In this video, Athena Barrett and Kristin G. Baldea, MD, highlight key findings from the publication, “Utilization of ChatGPT for appraising letters of recommendation in urology residency applications: Ready for prime time?” Barrett is a medical student at Loyola University Chicago Stritch School of Medicine, and Baldea is an assistant professor of surgery and urology at Loyola Medicine in Chicago, Illinois.
Video Transcript:
Barrett: The main thing that we were surprised by was that at this point in time, ChatGPT couldn't give us consistent results. We would feed ChatGPT 1 letter of recommendation for 1 applicant written by the same person and ask it to score it 0 to 100 [and] give us some adjectives. And we would start a new chat, give it the same exact prompt and the same letter, and we found that there were discrepancies with what ChatGPT could give us. With that, it's hard to publish the scientific article if the data isn't reproducible. But I think that in and of itself is interesting to know what ChatGPT is capable of now, because I believe in the future it will be capable of being more consistent and being used for data analysis.
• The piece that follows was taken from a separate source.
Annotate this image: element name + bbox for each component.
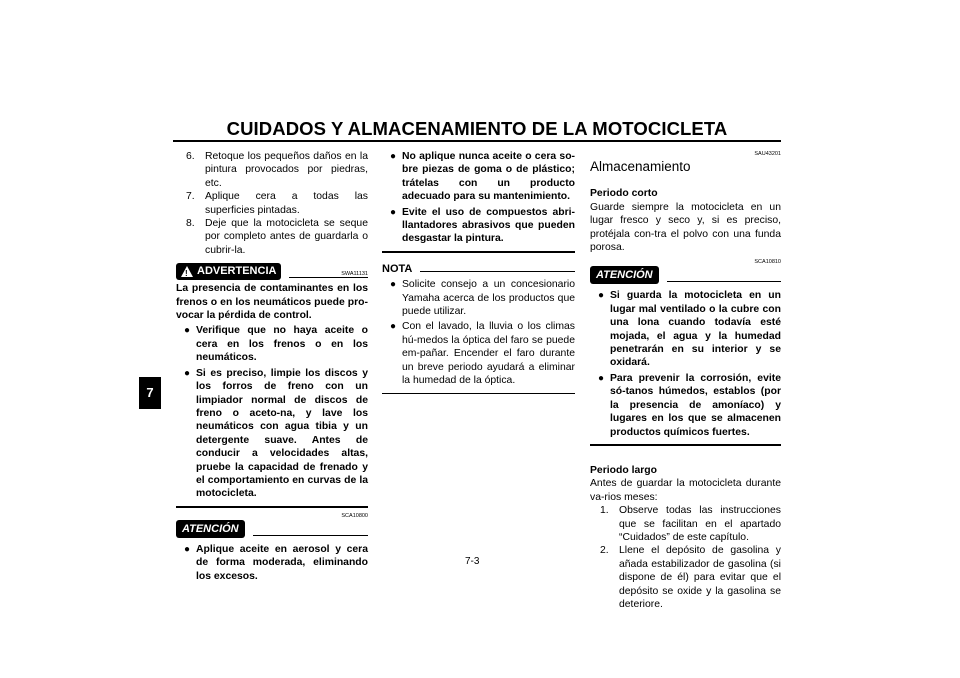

Baldea: The other thing that I was surprised about is I read about the idea that ChatGPT can have hallucinations, which is the term for when it just makes things up. But I was surprised at the degree to which it did that with what seemed like a somewhat simple task. If we fed it multiple letters at once and asked ChatGPT to compare them, it was unable to do that, and actually mixed them together and made up applicants that didn't submit to it. So, it really was not useful in that way.
This transcription has been edited for clarity.